Throughout this book, the author tells us how she does take time to study the words she reads as well as taking the time to meditate on them. When revelation comes to her regarding a scripture or an instance in the Bible, she sees it in a way that she can relate and where it makes it real to her. Her descriptions of her revelation are amazing and so vivid, that you, while reading, can understand exactly what she is saying and what God is saying. As I read through the chapters of this book, I, myself, realized that I had come to a place of complacency in my own spiritual life and relationship with my Lord. I had become satisfied in the knowledge I had already gained, not really desiring to dig deeper and know more. I had lost the zeal I once had in my life towards God and the passion for Him had faded.
If anything, this book has rekindled a fire that I once had and has me, on a daily basis, making and effort (on purpose) to be ever-searching the Word of God for more revelation that will deepen my relationship with Him. Isn’t that what it’s about anyway? Life is so much richer when you have an intimate fellowship with the ‘All Powerful Creator’.
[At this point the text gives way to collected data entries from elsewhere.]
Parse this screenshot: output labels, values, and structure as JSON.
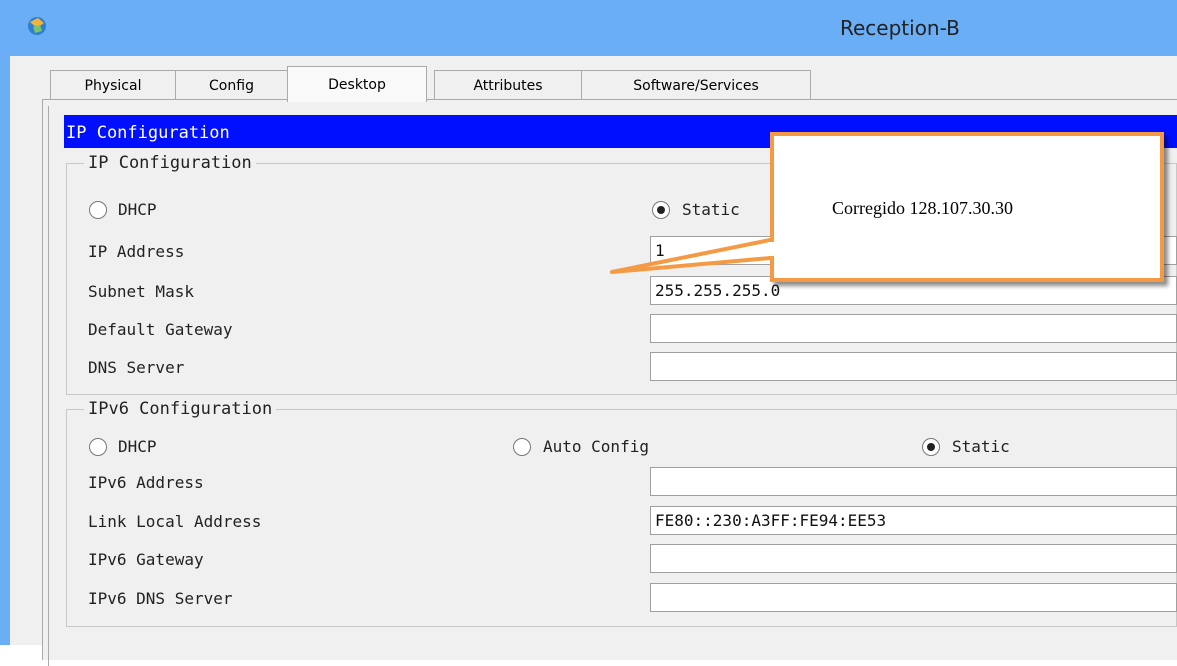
{
  "window": {
    "title": "Reception-B",
    "app_icon": "packet-tracer-icon"
  },
  "tabs": [
    {
      "label": "Physical",
      "active": false
    },
    {
      "label": "Config",
      "active": false
    },
    {
      "label": "Desktop",
      "active": true
    },
    {
      "label": "Attributes",
      "active": false
    },
    {
      "label": "Software/Services",
      "active": false
    }
  ],
  "header": {
    "title": "IP Configuration"
  },
  "ipv4": {
    "legend": "IP Configuration",
    "dhcp_label": "DHCP",
    "static_label": "Static",
    "mode": "Static",
    "ip_address_label": "IP Address",
    "ip_address_value": "1",
    "subnet_mask_label": "Subnet Mask",
    "subnet_mask_value": "255.255.255.0",
    "default_gateway_label": "Default Gateway",
    "default_gateway_value": "",
    "dns_server_label": "DNS Server",
    "dns_server_value": ""
  },
  "ipv6": {
    "legend": "IPv6 Configuration",
    "dhcp_label": "DHCP",
    "auto_config_label": "Auto Config",
    "static_label": "Static",
    "mode": "Static",
    "ipv6_address_label": "IPv6 Address",
    "ipv6_address_value": "",
    "link_local_label": "Link Local Address",
    "link_local_value": "FE80::230:A3FF:FE94:EE53",
    "ipv6_gateway_label": "IPv6 Gateway",
    "ipv6_gateway_value": "",
    "ipv6_dns_label": "IPv6 DNS Server",
    "ipv6_dns_value": ""
  },
  "annotation": {
    "text": "Corregido 128.107.30.30",
    "border_color": "#f59a44"
  },
  "colors": {
    "titlebar": "#6aaef5",
    "header_bar": "#0010ff"
  }
}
If I may personally, in this review, thank Margaret Feinberg for allowing me and thousands of others to step into her relationship with God and share in her experiences where I am able to glean, even if just fragments, her love and passion for God. Thank you for sharing, so transparently, your shortcomings, mistakes, findings and victories in your personal goals. When one can look at another and see a realness and sincerity in their life, then one is naturally attracted to the honesty and is quick to learn.
I recommend this book for anyone who desires to deepen their relationship with God. For anyone who has let their lives be overcrowded with the unnecessary ‘pollutants’ of this, it’s time to begin your journey to discovering a God. This book will help you see the Word of God as real, not just stories, and you will begin to see that there is meaning to those words that will impact your life forever, if you will only let them. Seeing God in this manner will open a whole new world to you that you will welcome and embrace and hold on to the rest of your life.